Endovenous closure can be safely performed in a completely outpatient setting under local anesthesia with very little time lost from work or normal activity. Venous insufficiency is accurately and reliably diagnosed with duplex ultrasound in the capable hands of an experienced registered vascular technologist. Duplex ultrasound allows for stratification of the severity of venous insufficiency which is critical to the decision phase and planning of subsequent treatments. Not all insufficient veins need to be sealed. Only those severely leaking veins in the distribution of the patient’s symptoms and pathology should be considered for ablation after failure of conservative therapy.
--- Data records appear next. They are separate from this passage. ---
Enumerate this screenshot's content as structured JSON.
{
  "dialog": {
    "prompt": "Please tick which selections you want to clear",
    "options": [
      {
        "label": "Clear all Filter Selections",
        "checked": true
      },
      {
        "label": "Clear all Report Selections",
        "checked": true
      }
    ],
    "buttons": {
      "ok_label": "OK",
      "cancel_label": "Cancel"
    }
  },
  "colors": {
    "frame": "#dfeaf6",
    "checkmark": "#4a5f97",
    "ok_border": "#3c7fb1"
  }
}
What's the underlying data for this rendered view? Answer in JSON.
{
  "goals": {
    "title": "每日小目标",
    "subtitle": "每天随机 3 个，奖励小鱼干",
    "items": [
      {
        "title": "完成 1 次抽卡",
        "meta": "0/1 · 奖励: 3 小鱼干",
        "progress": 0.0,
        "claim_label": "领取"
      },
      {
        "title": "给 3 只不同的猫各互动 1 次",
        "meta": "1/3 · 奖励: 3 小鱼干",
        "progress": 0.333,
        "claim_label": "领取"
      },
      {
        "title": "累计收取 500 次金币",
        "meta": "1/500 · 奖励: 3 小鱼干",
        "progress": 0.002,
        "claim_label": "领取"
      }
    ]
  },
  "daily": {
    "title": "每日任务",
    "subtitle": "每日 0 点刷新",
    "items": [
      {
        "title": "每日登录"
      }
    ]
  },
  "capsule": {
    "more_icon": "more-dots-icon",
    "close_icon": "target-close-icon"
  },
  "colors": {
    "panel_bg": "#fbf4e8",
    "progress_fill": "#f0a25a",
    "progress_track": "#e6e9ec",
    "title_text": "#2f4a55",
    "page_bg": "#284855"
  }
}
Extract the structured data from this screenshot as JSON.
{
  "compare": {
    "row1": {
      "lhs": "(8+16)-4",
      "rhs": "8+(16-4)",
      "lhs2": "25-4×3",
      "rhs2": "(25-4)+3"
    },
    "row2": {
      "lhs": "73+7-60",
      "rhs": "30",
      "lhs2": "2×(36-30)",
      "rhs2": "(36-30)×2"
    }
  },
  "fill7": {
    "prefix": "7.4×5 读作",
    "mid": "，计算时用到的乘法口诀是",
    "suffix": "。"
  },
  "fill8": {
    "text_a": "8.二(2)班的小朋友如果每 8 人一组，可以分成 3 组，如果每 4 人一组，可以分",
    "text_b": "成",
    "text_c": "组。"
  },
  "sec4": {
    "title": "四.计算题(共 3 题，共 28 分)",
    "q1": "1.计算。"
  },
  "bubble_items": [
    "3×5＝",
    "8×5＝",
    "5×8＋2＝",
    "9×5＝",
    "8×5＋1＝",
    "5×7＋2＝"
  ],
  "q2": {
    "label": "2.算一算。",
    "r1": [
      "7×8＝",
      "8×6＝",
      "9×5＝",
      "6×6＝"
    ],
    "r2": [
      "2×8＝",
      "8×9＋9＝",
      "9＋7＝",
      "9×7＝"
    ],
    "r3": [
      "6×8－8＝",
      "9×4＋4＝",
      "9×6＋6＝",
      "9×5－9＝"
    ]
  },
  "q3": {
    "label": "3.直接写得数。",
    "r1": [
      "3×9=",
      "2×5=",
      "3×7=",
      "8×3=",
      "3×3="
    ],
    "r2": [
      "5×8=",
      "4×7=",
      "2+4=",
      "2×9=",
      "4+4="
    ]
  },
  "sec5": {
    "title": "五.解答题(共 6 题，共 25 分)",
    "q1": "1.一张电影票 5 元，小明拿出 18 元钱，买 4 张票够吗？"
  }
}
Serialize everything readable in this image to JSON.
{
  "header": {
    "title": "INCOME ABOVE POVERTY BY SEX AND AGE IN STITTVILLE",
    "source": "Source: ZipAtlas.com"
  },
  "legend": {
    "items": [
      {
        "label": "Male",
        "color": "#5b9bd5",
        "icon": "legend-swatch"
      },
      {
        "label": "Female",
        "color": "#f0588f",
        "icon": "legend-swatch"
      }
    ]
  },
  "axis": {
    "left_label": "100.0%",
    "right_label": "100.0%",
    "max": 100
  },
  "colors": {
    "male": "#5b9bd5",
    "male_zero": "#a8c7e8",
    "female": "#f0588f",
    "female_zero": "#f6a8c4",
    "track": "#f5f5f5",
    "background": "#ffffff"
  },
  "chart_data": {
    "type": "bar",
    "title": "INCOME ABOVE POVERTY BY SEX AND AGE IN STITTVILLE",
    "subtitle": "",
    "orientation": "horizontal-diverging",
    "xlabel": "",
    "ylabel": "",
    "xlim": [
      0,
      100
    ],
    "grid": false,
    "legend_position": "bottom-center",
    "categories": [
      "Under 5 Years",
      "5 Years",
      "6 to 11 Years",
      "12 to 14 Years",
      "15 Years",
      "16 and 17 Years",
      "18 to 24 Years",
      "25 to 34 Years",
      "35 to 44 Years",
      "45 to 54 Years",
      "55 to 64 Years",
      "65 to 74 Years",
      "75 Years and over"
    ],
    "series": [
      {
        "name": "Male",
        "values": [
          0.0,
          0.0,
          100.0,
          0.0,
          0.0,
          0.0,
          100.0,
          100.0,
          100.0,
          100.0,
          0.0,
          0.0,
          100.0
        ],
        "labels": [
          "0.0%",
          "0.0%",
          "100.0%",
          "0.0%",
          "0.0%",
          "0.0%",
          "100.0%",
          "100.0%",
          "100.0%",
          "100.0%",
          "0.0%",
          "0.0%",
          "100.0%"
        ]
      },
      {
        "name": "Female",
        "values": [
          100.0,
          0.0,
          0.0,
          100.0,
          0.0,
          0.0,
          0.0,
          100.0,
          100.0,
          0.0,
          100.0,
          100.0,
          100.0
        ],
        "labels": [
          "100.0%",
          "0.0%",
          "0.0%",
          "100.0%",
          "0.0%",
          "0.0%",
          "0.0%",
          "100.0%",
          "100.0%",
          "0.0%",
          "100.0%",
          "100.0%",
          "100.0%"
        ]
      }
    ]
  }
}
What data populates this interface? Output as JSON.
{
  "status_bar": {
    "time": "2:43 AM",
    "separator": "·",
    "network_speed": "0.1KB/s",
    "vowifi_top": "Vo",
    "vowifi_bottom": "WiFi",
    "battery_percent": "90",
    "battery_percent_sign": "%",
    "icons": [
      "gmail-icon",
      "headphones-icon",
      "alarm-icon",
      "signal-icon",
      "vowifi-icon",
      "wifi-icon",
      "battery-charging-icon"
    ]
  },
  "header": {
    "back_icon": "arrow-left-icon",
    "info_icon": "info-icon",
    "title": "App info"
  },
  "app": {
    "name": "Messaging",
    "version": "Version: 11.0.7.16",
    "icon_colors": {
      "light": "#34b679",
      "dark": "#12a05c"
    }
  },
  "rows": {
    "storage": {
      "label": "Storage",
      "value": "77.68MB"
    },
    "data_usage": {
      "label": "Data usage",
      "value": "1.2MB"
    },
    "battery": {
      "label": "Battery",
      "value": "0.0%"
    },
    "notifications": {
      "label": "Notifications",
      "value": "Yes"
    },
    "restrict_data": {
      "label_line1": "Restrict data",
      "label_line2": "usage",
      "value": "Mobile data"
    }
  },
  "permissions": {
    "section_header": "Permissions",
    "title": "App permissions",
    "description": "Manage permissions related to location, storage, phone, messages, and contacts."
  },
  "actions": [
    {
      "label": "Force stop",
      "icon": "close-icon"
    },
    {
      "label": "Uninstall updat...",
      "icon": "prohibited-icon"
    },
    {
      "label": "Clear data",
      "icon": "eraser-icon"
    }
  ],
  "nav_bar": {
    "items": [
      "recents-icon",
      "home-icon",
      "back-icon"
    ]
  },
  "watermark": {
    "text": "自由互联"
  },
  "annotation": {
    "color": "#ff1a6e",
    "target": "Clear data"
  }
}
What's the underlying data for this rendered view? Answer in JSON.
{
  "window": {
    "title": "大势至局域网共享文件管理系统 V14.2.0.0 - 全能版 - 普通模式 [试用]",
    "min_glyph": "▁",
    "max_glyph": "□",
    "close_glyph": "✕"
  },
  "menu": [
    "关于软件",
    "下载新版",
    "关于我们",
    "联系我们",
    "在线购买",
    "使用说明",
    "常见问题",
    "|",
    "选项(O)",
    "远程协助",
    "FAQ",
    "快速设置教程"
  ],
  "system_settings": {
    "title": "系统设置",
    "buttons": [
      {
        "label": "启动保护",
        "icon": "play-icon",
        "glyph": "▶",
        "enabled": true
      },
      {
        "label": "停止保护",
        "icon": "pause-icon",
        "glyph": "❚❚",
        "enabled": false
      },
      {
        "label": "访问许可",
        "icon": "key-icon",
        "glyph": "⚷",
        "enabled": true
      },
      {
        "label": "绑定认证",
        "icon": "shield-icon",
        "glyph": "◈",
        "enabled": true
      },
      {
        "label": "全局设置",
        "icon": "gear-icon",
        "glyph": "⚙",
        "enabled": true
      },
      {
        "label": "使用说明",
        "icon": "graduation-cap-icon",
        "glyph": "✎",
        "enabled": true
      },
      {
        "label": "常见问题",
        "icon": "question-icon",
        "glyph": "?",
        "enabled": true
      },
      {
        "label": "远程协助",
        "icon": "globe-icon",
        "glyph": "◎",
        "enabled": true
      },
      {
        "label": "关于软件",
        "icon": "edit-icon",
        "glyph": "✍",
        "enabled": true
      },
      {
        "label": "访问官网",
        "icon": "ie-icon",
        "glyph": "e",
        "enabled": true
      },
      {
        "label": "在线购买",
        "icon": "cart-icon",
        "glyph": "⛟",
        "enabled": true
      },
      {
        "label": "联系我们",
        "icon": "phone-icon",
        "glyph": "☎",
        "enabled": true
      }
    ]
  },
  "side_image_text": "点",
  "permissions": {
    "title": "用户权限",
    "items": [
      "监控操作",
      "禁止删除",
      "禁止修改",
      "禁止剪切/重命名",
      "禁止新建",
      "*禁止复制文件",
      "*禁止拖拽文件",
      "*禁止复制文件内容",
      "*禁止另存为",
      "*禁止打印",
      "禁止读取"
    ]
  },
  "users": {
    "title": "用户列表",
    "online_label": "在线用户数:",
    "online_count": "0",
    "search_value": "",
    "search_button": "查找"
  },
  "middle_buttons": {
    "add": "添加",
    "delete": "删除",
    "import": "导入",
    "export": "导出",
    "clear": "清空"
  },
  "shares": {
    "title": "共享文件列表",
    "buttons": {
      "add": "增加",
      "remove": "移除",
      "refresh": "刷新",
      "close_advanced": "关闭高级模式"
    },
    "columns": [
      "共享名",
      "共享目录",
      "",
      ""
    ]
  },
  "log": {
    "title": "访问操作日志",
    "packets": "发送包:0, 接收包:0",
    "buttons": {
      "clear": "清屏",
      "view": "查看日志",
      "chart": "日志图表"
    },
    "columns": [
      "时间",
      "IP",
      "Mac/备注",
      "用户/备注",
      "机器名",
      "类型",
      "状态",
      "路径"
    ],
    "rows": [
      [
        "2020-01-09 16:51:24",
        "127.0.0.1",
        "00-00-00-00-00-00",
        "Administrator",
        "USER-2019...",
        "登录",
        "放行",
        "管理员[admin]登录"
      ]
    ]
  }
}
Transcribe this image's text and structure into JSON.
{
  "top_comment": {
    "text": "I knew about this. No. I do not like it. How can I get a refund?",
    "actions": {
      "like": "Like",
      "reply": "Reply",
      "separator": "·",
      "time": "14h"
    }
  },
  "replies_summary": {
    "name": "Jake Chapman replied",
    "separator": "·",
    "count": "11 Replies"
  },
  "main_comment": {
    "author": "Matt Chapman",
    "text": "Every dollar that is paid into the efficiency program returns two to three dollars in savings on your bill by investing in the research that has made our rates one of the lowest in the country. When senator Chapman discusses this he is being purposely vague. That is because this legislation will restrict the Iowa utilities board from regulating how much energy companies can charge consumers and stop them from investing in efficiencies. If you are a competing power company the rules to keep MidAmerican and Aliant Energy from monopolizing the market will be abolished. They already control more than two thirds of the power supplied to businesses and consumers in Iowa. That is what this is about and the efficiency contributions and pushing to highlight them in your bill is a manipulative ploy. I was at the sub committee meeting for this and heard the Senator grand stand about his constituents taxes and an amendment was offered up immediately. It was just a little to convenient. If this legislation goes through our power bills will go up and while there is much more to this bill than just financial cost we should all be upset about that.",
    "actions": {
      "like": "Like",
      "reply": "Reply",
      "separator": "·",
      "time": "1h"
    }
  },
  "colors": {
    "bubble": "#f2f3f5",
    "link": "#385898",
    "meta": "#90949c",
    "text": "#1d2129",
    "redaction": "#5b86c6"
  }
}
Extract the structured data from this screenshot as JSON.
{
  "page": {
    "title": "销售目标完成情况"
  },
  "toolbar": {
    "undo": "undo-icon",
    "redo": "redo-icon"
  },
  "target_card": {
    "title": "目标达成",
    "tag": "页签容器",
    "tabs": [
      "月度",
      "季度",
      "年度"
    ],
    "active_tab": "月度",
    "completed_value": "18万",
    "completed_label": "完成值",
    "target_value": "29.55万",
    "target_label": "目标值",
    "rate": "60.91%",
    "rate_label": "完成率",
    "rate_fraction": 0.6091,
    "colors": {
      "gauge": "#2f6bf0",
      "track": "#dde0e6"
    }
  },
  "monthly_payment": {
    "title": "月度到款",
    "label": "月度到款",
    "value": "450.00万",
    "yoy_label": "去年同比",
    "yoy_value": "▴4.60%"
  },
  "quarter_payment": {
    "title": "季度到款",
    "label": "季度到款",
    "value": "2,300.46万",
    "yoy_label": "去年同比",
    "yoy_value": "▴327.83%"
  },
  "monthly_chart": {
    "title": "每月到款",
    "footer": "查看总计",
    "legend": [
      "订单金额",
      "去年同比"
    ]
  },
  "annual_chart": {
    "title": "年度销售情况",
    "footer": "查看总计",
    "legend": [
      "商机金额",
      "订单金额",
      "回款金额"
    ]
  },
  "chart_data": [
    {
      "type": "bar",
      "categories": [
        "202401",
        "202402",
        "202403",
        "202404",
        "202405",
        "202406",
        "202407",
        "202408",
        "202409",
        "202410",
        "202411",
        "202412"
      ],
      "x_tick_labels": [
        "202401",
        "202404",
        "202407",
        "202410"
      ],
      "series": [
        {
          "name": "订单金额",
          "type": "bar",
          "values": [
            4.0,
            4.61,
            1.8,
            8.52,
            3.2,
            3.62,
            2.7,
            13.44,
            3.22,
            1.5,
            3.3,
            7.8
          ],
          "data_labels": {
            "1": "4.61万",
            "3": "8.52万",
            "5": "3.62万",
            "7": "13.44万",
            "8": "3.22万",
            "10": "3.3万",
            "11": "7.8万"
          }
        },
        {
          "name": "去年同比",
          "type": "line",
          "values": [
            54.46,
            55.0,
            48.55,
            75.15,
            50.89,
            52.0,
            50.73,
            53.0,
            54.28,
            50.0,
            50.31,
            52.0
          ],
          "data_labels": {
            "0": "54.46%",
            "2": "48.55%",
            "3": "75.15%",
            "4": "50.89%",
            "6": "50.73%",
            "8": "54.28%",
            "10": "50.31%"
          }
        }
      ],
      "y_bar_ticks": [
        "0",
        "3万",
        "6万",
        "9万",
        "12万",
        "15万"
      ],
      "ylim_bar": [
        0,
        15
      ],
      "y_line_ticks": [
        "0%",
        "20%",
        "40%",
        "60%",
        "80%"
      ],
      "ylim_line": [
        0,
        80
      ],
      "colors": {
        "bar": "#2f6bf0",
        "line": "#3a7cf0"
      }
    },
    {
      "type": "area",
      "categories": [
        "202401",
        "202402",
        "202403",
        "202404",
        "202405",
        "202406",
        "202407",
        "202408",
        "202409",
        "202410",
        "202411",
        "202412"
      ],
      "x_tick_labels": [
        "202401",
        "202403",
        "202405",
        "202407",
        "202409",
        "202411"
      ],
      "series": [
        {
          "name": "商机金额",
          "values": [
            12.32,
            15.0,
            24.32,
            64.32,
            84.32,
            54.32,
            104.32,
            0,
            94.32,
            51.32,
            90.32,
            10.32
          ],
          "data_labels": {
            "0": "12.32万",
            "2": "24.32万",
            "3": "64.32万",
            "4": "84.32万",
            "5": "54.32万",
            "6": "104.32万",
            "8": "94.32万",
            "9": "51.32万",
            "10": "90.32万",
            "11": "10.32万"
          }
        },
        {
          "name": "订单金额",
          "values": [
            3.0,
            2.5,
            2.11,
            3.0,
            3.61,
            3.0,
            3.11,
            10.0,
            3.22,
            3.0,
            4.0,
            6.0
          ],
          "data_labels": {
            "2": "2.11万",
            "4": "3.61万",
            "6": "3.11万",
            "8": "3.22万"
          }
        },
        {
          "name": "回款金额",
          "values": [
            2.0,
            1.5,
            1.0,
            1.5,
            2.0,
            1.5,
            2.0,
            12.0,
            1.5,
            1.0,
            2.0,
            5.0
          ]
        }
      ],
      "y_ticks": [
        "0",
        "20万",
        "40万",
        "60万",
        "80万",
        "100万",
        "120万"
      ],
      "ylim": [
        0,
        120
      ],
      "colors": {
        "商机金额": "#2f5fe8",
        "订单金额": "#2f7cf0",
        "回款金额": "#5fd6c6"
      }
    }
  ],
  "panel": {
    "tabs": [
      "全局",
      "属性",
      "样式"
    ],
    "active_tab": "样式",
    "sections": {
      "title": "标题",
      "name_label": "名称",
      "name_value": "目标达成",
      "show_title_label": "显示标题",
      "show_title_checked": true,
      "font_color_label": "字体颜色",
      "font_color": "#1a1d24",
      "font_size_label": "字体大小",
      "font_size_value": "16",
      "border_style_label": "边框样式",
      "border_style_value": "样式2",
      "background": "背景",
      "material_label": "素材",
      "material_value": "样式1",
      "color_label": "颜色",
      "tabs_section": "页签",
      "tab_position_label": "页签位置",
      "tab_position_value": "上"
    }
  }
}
Endovenous closure or ablation has allowed a more proactive approach to patients with this disease. Rather than reacting to the complications of the disease with compression wraps, wound care and submission, we now have a much more definitive, effective and noninvasive therapy to offer patients with appropriate indications for intervention. Minimally invasive endovenous ablation has opened the door to millions of adults who were once thought to be “too sick” for stripping, “too young” for stripping, “too obese” for stripping, “too old” for stripping, “too anti-coagulated” for stripping and now we should be encouraged to reconsider these and many other patients for a more definitive treatment. Our understanding of lower extremity venous pathophysiology has improved over the past 10 years due to the introduction of ultrasound guided, percutaneous endovenous techniques. Endovenous closure is not a license to seal veins at will. Rather, it is a minimally invasive, highly effective method which, in experienced hands and judiciously applied, has changed, for the better, the lives of many patients with symptomatic superficial venous insufficiency. Endovenous closure has indeed changed the treatment paradigm of venous insufficiency as much as any other modern minimally invasive technique in any other disease entity and we will not likely witness as significant a technologic advancement in the treatment of superficial venous insufficiency in the next 20 years.